This time a year ago, I don’t think anyone expected Jalen Lecque to be in the position he is now. Instead of attending college, where he committed to North Carolina State as a four-star recruit, Lecque seized his rare opportunity to enter the 2019 NBA Draft. Following a similar path to that of Anfernee Simons, who also went the preps to pros route after an extra high school season with IMG Academy, Lecque turned 19 just before the draft and declared without any college experience.
Lecque went undrafted, but he was the first free agent signed after the draft. The Suns quickly offered Lecque a long-term contract, and it was apparent Lecque’s camp saw Phoenix as the perfect place to continue his development.
“When we had the opportunity to get him, thinking about how he can develop with us in (Northern Arizona), we thought it was too good of an opportunity to pass up on,” said general manager James Jones in Las Vegas.
What Lecque accomplished during his four-game showcase in Las Vegas stole the show. Without Cameron Johnson or Ty Jerome suiting up, the Suns’ new 19-year-old guard took the spotlight. And he certainly didn’t disappoint. Lecque displayed that his ambitious jump this early to the professional level bypassing playing in the ACC wasn’t a mistake.
Lecque finished his Summer League campaign with more steals (5) than turnovers (4) and twice as many assists as turnovers. That’s eye-opening for a raw player who was last playing in New Hampshire for Brewster Academy before his lengthy pre-draft workout circuit began.
Lecque steadily improved each game, becoming more comfortable within a new system. In his final two games, Lecque didn’t log a single turnover while totaling 23 points. Lecque averaged 8.8 points, 2.5 rebounds, 2 assists (2:1 AST/TO), and 1.3 steals in 18.5 minutes, while also finishing with an impressive 58 TS%.
What stood out more than ever when reanalyzing Lecque’s Summer League was how self-aware he was playing to his strengths. He never really forced up bad shots, instead riding his athleticism consistently finishing well through contact around the basket.
Another major positive that shined through was Lecque’s aggressiveness on defense. Whether it’s fighting through screens or taking charges, a category in which he led the team, Lecque showed upside on the defensive end that made me realize he’s more than a one-trick pony in the athleticism department. Against the Grizzlies, which was the Summer Suns’ only loss, Lecque had multiple sequences where he was successfully harassing Grayson Allen, forcing him into mistakes.
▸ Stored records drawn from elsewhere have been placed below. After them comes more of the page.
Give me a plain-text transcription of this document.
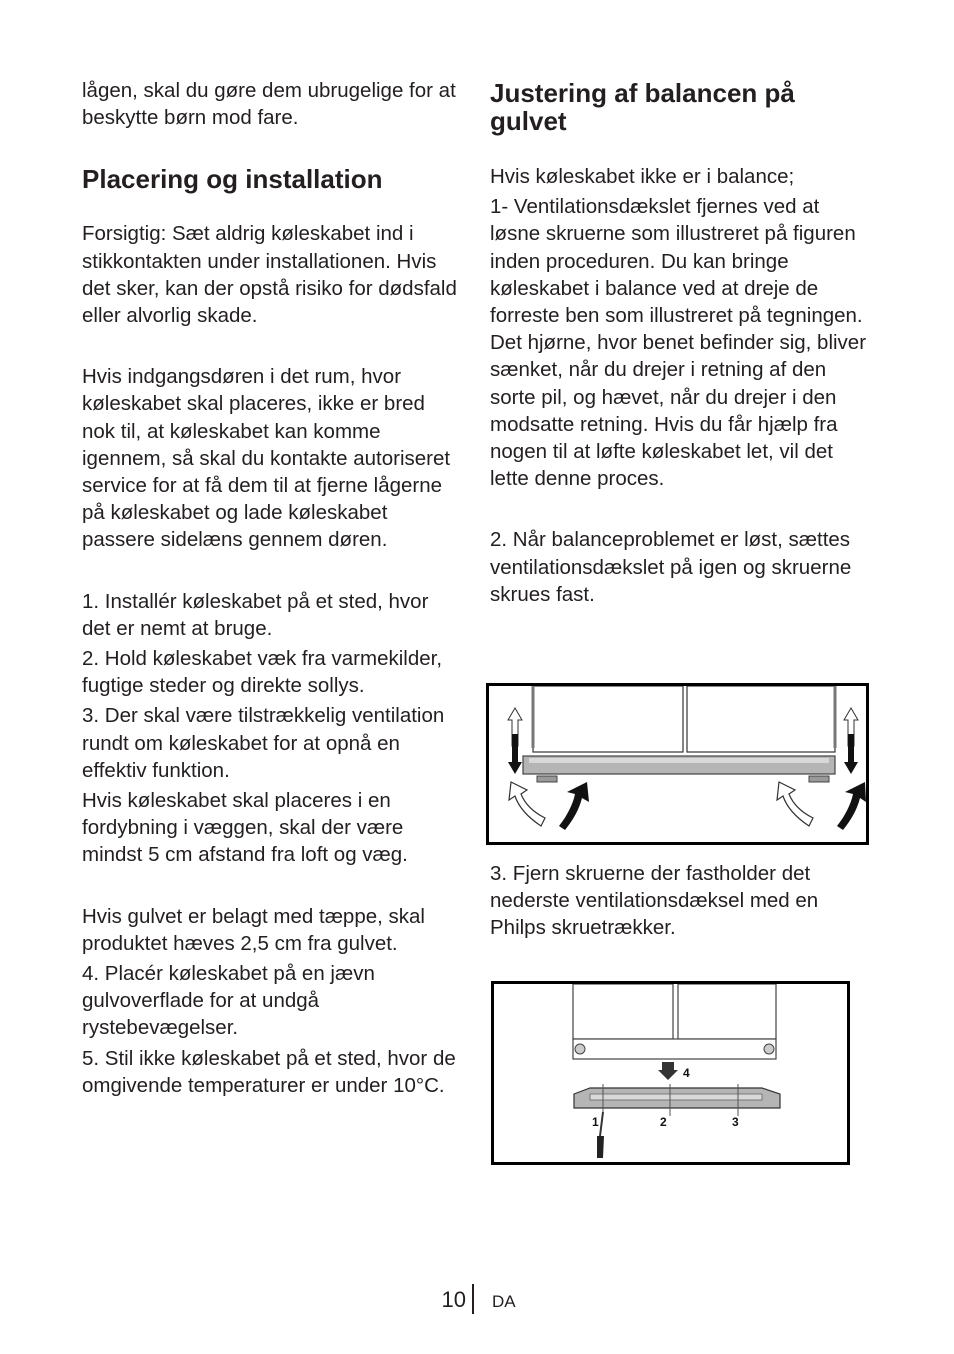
lågen, skal du gøre dem ubrugelige for at beskytte børn mod fare.

Placering og installation

Forsigtig: Sæt aldrig køleskabet ind i stikkontakten under installationen. Hvis det sker, kan der opstå risiko for dødsfald eller alvorlig skade.

Hvis indgangsdøren i det rum, hvor køleskabet skal placeres, ikke er bred nok til, at køleskabet kan komme igennem, så skal du kontakte autoriseret service for at få dem til at fjerne lågerne på køleskabet og lade køleskabet passere sidelæns gennem døren.

1. Installér køleskabet på et sted, hvor det er nemt at bruge.

2. Hold køleskabet væk fra varmekilder, fugtige steder og direkte sollys.

3. Der skal være tilstrækkelig ventilation rundt om køleskabet for at opnå en effektiv funktion.

Hvis køleskabet skal placeres i en fordybning i væggen, skal der være mindst 5 cm afstand fra loft og væg.

Hvis gulvet er belagt med tæppe, skal produktet hæves 2,5 cm fra gulvet.

4. Placér køleskabet på en jævn gulvoverflade for at undgå rystebevægelser.

5. Stil ikke køleskabet på et sted, hvor de omgivende temperaturer er under 10°C.

Justering af balancen på gulvet

Hvis køleskabet ikke er i balance;

1- Ventilationsdækslet fjernes ved at løsne skruerne som illustreret på figuren inden proceduren. Du kan bringe køleskabet i balance ved at dreje de forreste ben som illustreret på tegningen. Det hjørne, hvor benet befinder sig, bliver sænket, når du drejer i retning af den sorte pil, og hævet, når du drejer i den modsatte retning. Hvis du får hjælp fra nogen til at løfte køleskabet let, vil det lette denne proces.

2. Når balanceproblemet er løst, sættes ventilationsdækslet på igen og skruerne skrues fast.

3. Fjern skruerne der fastholder det nederste ventilationsdæksel med en Philps skruetrækker.

4
1	2	3
10 DA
Lecque also showed he understood off-ball concepts, especially knowing when to cut and attack the rim at will. This role is actually what he played most this week alongside Elie Okobo and Jared Harper as other teammates initiated offense.
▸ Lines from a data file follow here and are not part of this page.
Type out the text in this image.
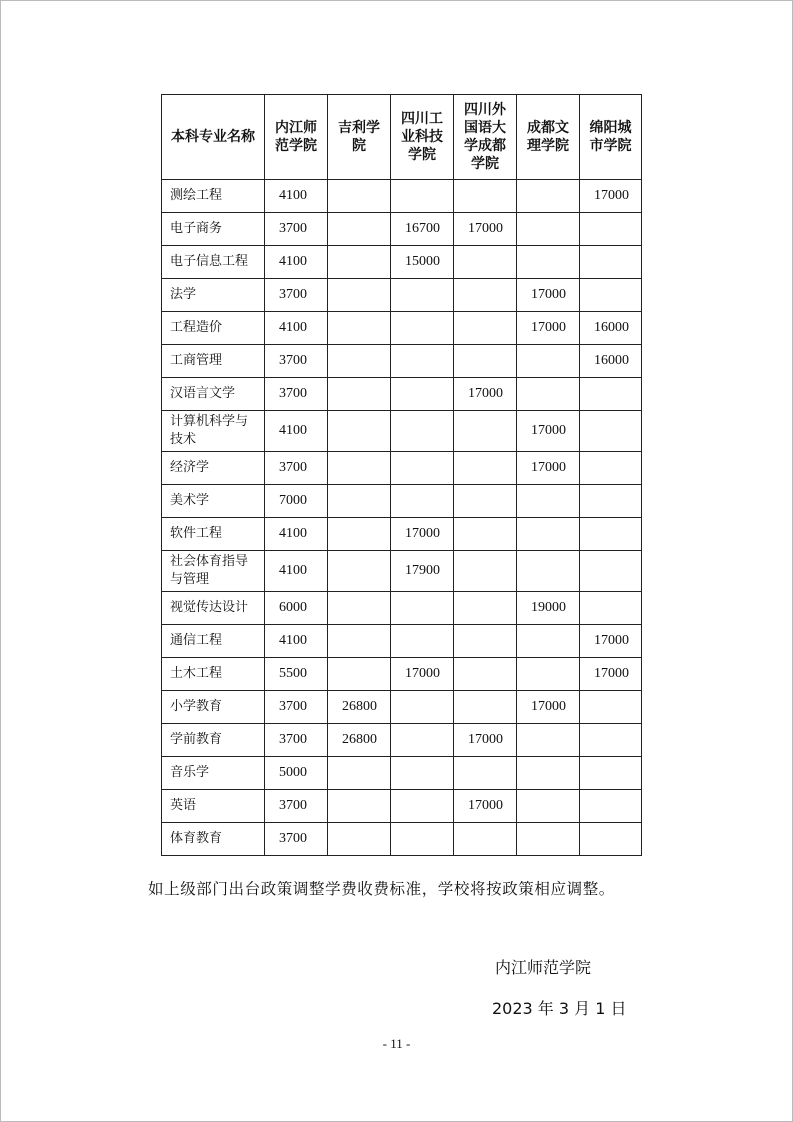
本科专业名称	内江师范学院	吉利学院	四川工业科技学院	四川外国语大学成都学院	成都文理学院	绵阳城市学院

测绘工程	4100					17000
电子商务	3700		16700	17000		
电子信息工程	4100		15000			
法学	3700				17000	
工程造价	4100				17000	16000
工商管理	3700					16000
汉语言文学	3700			17000		
计算机科学与技术	4100				17000	
经济学	3700				17000	
美术学	7000					
软件工程	4100		17000			
社会体育指导与管理	4100		17900			
视觉传达设计	6000				19000	
通信工程	4100					17000
土木工程	5500		17000			17000
小学教育	3700	26800			17000	
学前教育	3700	26800		17000		
音乐学	5000					
英语	3700			17000		
体育教育	3700					
如上级部门出台政策调整学费收费标准，学校将按政策相应调整。
内江师范学院
2023 年 3 月 1 日
- 11 -
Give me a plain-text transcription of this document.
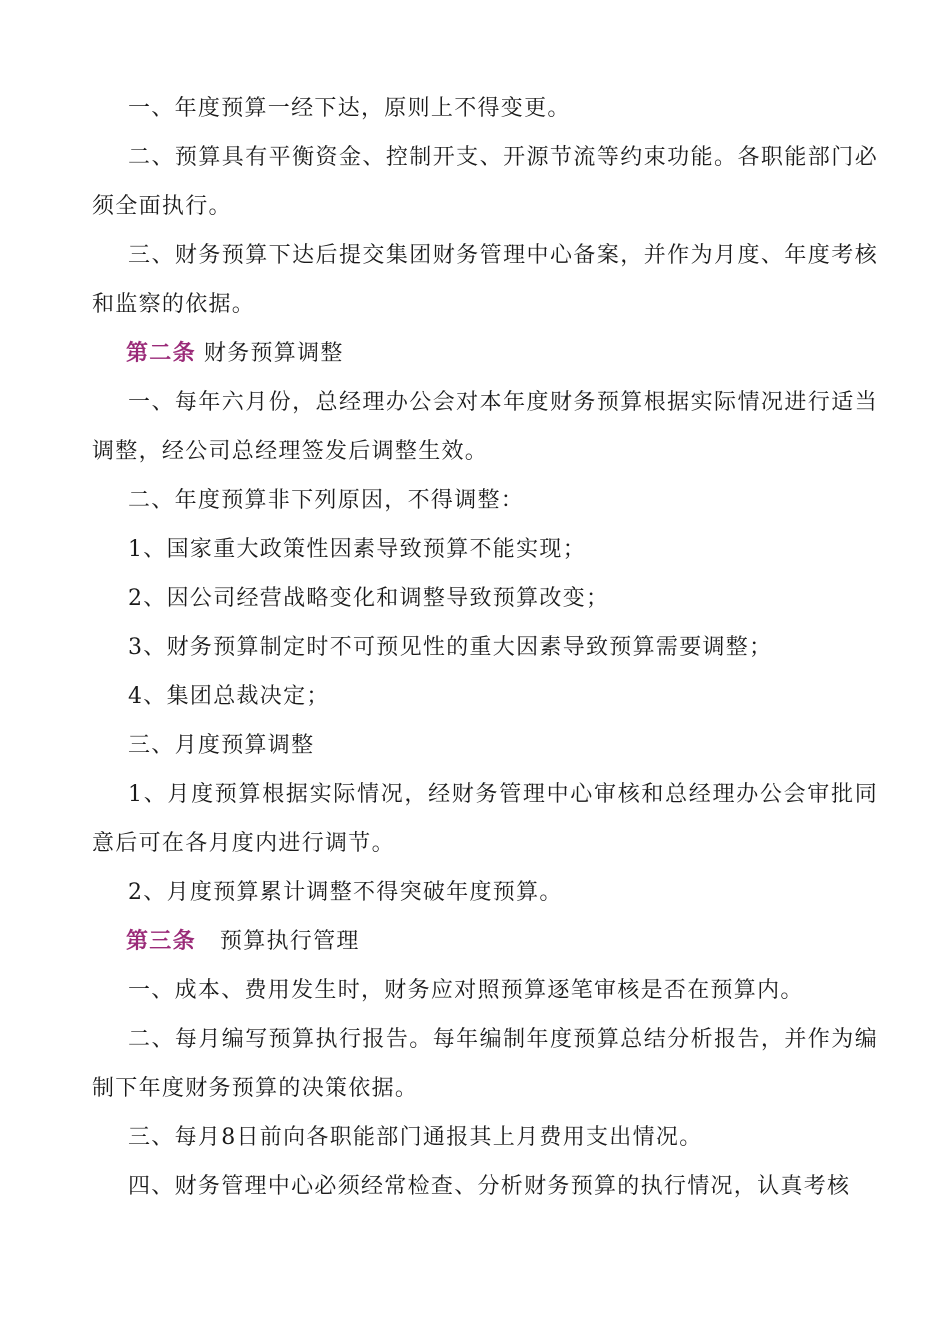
一、年度预算一经下达，原则上不得变更。

二、预算具有平衡资金、控制开支、开源节流等约束功能。各职能部门必须全面执行。

三、财务预算下达后提交集团财务管理中心备案，并作为月度、年度考核和监察的依据。

第二条 财务预算调整

一、每年六月份，总经理办公会对本年度财务预算根据实际情况进行适当调整，经公司总经理签发后调整生效。

二、年度预算非下列原因，不得调整：

1、国家重大政策性因素导致预算不能实现；

2、因公司经营战略变化和调整导致预算改变；

3、财务预算制定时不可预见性的重大因素导致预算需要调整；

4、集团总裁决定；

三、月度预算调整

1、月度预算根据实际情况，经财务管理中心审核和总经理办公会审批同意后可在各月度内进行调节。

2、月度预算累计调整不得突破年度预算。

第三条 预算执行管理

一、成本、费用发生时，财务应对照预算逐笔审核是否在预算内。

二、每月编写预算执行报告。每年编制年度预算总结分析报告，并作为编制下年度财务预算的决策依据。

三、每月8日前向各职能部门通报其上月费用支出情况。

四、财务管理中心必须经常检查、分析财务预算的执行情况，认真考核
After entering into Summer League with zero expectations, Lecque showed the Suns’ new regime might have pulled off another savvy move. Already nicknamed “Baby Westbrook” for his freakish hops, Lecque showed he’s not an exhibition wonder, flashing high basketball IQ, scoring potential, translatable defensive skills, and two-way effort.
Lecque’s drive-and-finish style is going to translate immediately from the stage in Las Vegas to G League competition. The possibility to become an above-average combo guard is there with Lecque, if all other areas of his game grow properly in Prescott Valley. The Suns’ exciting undrafted prospect has a guaranteed contract through the 2020-21 season, but expect most of his work to be done with the Northern Arizona Suns.
Within the next two years, Lecque should be able to grow into his frame while also working on his major weaknesses — shot mechanics and overall offensive creation. Ironing out those kinks in his game will take Lecque’s game to a whole new level.
Phoenix suddenly has plenty of point guards on their roster — Ricky Rubio, Ty Jerome, Tyler Johnson, Jevon Carter — after having a shortage the past two season. Though Lecque won’t see much, if any, playing time next season, he left his imprint on Sin City.
Lecque will be the Suns’ first true case study of how player development might go under the new leadership spearheaded by Jones and Williams. During the first chapter of his NBA career, Lecque passed the Summer League test with flying colors.
“That I belong,” Lecque said when asked before his first game what he wants to prove in Las Vegas. “I’m not just a regular high school dude that I believe everyone thinks I am. I just want to prove everybody wrong, that I belong with these guys.”
Lecque certainly accomplished his first goal on the professional level. The New York product will now have more eyes glued than ever to NAZ Suns action following his outstanding debut.